Lettres choisies (Sévigné), éd. 1846/Lettre 23

La bibliothèque libre.
Texte établi par SuardFirmin Didot (p. 77-79).

23. — DE Mme  DE SÉVIGNÉ À M. DE COULANGES.[modifier]

À Paris, mercredi 31 décembre 1670.

J’ai reçu vos réponses à mes lettres. Je comprends l’étonnement où vous avez été de tout ce qui s’est passé depuis le 15 jusqu’au 20 de ce mois : le sujet le méritait bien. J’admire aussi votre bon esprit, et combien vous avez jugé droit, en croyant que cette grande machine ne pourrait pas aller depuis le lundi jusqu’au dimanche. La modestie m’empêche de vous louer à bride abattue là-dessus, parce que j’ai dit et pensé toutes les mêmes choses que vous. Je dis à ma fille le lundi : Jamais ceci n’ira à bon port jusqu’à dimanche ; et je voulus parier, quoique tout respirât la noce, qu’elle ne s’achèverait point. En effet, le jeudi le temps se brouilla, et la nuée creva le soir à dix heures, comme je vous l’ai mandé. Ce même jeudi, j’allai dès neuf heures du matin chez Mademoiselle, ayant eu avis qu’elle allait se marier à la campagne, et que le coadjuteur de Reims [1] faisait la cérémonie ; cela était ainsi résolu le mercredi au soir ; car, pour le Louvre, cela fut changé dès le mardi[2]. Mademoiselle écrivait ; elle me fit entrer, elle acheva sa lettre ; et puis, comme elle était au lit, elle me fit mettre à genoux dans sa ruelle ; elle me dit à qui elle écrivait, et pourquoi, et les beaux présents qu’elle avait faits la veille, et le nom qu’elle avait donné ; qu’il n’y avait point de parti pour elle en Europe, et qu’elle voulait se marier. Elle me conta une conversation mot à mot qu’elle avait eue avec le roi ; elle me parut transportée de la joie de faire un homme bien heureux ; elle me parla avec tendresse du mérite et de la reconnaissance de M. de Lauzun ; et sur tout cela je lui dis : « Mon Dieu, Mademoiselle, vous voilà bien contente ; mais que n’avez- vous donc fini promptement cette affaire dès lundi ? Savez-vous bien qu’un si grand retardement donne le temps à tout le royaume de parler, et que c’est tenter Dieu et le roi que de vouloir conduire si loin une affaire si extraordinaire ? » Elle me dit que j’avais raison ; mais elle était si pleine de confiance, que ce discours ne lui fit alors qu’une légère impression. Elle retourna sur les bonnes qualités et sur la bonne maison de Lauzun. Je lui dis ces vers de Sévère dans Polijeucte :

Je ne la puis du moins blâmer d’un mauvais choix : Polyeucte a du nom, et sort du sang des rois.

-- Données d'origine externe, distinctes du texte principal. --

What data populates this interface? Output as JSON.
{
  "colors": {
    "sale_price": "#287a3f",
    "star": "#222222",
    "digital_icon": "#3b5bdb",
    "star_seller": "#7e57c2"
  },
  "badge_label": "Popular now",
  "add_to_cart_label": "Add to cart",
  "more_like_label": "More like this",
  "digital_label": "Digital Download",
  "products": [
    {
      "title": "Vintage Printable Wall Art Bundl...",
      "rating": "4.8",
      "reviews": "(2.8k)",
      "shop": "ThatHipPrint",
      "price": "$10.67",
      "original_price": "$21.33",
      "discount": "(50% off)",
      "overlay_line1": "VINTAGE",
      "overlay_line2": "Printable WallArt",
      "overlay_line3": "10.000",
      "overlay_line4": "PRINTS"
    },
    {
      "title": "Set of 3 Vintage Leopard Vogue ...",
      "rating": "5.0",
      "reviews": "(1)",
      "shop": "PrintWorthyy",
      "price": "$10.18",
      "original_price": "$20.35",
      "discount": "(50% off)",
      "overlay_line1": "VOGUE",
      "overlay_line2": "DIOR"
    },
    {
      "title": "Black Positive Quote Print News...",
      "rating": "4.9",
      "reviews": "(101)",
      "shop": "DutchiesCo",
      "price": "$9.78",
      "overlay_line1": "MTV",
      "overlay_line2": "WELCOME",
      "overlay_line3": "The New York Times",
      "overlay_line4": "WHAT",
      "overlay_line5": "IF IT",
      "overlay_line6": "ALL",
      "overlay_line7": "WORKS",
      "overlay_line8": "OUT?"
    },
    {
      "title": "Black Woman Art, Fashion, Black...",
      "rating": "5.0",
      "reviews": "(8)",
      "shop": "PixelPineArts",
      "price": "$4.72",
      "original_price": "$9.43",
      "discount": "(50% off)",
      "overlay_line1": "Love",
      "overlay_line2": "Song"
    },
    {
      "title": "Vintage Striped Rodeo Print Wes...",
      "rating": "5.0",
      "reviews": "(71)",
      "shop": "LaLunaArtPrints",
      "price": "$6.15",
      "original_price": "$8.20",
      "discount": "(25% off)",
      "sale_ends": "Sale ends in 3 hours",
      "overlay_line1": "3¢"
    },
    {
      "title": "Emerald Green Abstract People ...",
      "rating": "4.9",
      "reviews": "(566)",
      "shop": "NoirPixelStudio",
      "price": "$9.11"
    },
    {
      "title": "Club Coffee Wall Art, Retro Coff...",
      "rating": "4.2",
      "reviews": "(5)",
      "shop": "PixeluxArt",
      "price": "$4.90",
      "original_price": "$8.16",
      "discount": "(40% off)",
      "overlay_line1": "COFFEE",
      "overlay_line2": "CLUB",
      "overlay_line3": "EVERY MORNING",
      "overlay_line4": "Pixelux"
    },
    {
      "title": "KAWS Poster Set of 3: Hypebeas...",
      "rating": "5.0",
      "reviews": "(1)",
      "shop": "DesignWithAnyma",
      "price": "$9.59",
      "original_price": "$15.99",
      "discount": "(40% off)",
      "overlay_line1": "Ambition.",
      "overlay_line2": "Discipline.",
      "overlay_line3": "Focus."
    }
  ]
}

Elle m’embrassa forfT Cette conversation dura une heure ; il est impossible de la redire toute : mais j’avais été assurément fort agréable durant ce temps, et je le puis dire sans vanité, car elle était aise de parler à quelqu’un ; son cœur était trop plein. À dix heures, elle se donna au reste de la France, qui venait lui faire sur cela son compliment. Elle attendit tout le matin des nouvelles, et n’en eut point. L’après-dînée, elle s’amusa à faire ajuster elle-même l’appartement de M ; de Montpensier. Le soir, vous savez ce qui arriva. Le lendemain, qui était vendredi, j’allai chez elle ; je la trouvai dans son lit ; elle redoubla ses cris en me voyant ; elle m’appela, m’embrassa, me mouilla toute de ses larmes. Elle me dit : Hélas ! vous souvient-il de ce que vous me dîtes hier ? Ah ! quelle cruelle prudence ! ah ! la prudence ! Elle me fit pleurer à force de pleurer. J’y suis encore retournée deux fois ; elle est fort affligée, et m’a toujours traitée comme une personne qui sentait ses douleurs ; elle ne s’est pas trompée. J’ai retrouvé, dans cette occasion, des sentiments qu’on n’a guère pour des personnes d’un tel rang. Ceci entre nous deux et madame de Coulanges ; car vous jugez bien que cette causerie serait entièrement ridicule avec d’autres. Adieu.


  1. Chartes-Maurice le Tellier.
  2. Lauzun voulait d’abord être marié dans la chapelle des Tuileries.